Around the same time Mouzon launched his solo career with 1972’s The Essence of Mystery and 1973’s Funky Snakefoot. He soon paused freelance recording to join Larry Coryell’s Eleventh House full-time, appearing on Introducing the Eleventh House, At Montreux, Level One, and other releases spanning 1974 and 1975. He nevertheless maintained a steady flow of solo projects, the strongest of which, 1974’s Mind Transplant, received less notice partly because it followed closely on the heels of Cobham’s 1973 album Spectrum. Occasional partnerships included the live recording Trilogue Live! with Albert Mangelsdorff and Jaco Pastorius, plus renewed work with Coryell on 1977’s Back Together Again and a full Eleventh House reunion in the late 1990s.
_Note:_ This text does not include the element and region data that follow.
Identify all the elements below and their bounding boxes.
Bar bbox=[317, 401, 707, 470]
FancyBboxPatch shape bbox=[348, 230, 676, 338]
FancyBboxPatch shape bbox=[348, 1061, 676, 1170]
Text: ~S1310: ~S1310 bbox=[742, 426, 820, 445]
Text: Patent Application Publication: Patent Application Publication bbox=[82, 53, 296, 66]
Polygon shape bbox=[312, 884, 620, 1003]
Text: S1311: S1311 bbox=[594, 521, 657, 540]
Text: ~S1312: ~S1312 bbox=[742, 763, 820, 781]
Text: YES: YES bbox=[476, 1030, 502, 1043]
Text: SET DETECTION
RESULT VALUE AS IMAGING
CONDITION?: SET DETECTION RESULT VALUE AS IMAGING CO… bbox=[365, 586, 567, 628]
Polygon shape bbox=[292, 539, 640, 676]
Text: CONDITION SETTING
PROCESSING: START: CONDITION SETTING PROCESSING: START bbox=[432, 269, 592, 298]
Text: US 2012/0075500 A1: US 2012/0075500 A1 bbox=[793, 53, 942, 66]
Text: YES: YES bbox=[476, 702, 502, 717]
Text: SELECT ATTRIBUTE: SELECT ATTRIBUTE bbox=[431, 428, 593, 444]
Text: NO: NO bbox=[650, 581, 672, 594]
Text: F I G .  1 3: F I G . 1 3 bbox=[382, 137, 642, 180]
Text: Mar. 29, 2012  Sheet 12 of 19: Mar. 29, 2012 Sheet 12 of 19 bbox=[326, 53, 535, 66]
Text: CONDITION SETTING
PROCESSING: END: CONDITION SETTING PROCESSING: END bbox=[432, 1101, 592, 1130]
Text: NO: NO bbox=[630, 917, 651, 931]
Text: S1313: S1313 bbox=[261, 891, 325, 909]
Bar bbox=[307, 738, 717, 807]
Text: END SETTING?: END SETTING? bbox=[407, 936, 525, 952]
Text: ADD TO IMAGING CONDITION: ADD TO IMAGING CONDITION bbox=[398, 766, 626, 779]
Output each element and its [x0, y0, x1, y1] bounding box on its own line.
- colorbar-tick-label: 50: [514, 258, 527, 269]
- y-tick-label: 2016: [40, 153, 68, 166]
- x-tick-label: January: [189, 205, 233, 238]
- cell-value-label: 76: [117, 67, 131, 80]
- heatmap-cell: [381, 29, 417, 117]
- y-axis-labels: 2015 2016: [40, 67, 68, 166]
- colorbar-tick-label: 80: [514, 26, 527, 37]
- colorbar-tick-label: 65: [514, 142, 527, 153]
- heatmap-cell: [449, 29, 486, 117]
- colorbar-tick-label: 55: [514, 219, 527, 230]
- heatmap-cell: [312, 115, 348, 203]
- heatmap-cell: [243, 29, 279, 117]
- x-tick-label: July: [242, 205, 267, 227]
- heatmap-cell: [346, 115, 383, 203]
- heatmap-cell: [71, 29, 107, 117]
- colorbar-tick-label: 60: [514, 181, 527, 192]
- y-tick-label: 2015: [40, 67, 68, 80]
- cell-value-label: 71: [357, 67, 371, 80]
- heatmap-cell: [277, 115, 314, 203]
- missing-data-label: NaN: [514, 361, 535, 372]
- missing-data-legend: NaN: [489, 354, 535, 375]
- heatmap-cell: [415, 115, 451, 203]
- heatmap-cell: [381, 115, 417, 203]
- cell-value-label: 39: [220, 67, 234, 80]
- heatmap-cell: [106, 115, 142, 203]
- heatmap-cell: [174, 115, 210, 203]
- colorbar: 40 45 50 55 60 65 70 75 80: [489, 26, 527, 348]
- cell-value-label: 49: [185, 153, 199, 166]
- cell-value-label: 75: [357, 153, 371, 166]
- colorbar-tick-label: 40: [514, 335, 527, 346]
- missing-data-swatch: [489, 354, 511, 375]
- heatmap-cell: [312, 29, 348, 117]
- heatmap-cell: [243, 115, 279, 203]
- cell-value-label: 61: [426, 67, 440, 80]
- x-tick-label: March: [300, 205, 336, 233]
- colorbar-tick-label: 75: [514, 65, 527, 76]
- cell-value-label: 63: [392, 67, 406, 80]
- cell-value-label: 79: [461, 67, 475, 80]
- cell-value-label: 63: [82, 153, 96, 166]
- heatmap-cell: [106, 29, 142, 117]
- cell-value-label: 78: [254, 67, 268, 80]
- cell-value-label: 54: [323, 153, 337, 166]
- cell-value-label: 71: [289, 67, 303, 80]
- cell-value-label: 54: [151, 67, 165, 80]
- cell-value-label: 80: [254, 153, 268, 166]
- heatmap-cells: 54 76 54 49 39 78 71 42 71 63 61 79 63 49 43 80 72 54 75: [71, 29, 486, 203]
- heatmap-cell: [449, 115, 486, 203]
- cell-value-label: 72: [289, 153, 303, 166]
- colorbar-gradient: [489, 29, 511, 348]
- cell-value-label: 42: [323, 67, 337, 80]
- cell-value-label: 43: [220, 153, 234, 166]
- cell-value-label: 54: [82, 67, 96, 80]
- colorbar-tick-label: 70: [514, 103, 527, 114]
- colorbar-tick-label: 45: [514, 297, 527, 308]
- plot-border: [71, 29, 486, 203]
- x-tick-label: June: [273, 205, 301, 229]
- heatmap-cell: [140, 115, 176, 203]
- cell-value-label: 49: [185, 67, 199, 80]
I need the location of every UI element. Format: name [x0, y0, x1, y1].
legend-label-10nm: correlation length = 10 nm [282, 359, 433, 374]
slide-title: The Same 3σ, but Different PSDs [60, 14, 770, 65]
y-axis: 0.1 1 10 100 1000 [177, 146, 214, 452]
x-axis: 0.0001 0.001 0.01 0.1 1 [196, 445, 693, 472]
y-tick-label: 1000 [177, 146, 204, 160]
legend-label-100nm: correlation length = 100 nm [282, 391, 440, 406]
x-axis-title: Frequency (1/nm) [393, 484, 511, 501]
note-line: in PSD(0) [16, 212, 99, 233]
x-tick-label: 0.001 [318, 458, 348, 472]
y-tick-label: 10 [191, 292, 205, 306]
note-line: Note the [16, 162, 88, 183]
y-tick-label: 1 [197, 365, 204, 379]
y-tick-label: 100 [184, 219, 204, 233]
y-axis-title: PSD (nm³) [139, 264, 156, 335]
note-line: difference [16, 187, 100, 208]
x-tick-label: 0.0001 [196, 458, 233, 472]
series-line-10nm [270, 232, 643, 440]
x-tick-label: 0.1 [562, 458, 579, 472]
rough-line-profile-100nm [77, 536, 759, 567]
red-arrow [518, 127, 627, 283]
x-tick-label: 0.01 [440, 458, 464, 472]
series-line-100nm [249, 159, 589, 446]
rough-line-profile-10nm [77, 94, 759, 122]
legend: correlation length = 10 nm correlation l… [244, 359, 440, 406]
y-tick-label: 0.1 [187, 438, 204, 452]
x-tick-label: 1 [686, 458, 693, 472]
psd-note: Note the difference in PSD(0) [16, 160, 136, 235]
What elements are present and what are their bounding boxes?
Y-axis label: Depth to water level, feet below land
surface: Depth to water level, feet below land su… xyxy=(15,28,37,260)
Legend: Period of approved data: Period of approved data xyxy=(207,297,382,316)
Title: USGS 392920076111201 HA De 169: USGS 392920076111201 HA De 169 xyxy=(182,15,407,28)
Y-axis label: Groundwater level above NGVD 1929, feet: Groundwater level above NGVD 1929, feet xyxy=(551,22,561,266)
Mouzon’s reach extended beyond fusion; he recorded or performed with Stevie Wonder, Eric Clapton, Jeff Beck, Carlos Santana, Patrick Moraz, Tommy Bolin, and Chubby Checker. He also returned intermittently to acting, taking a role opposite Tom Hanks in the 1996 film That Thing You Do!, and served as chairman and CEO of his own imprint, Tenacious Records. He kept releasing albums and regularly toured Europe and the United States, leading his own trio, quartet, or quintet. After a neuroendocrine cancer diagnosis in September 2016, Mouzon battled the illness for several months with assistance from a crowdfunding campaign for treatment, yet he ultimately died of a heart attack on Christmas Day that year.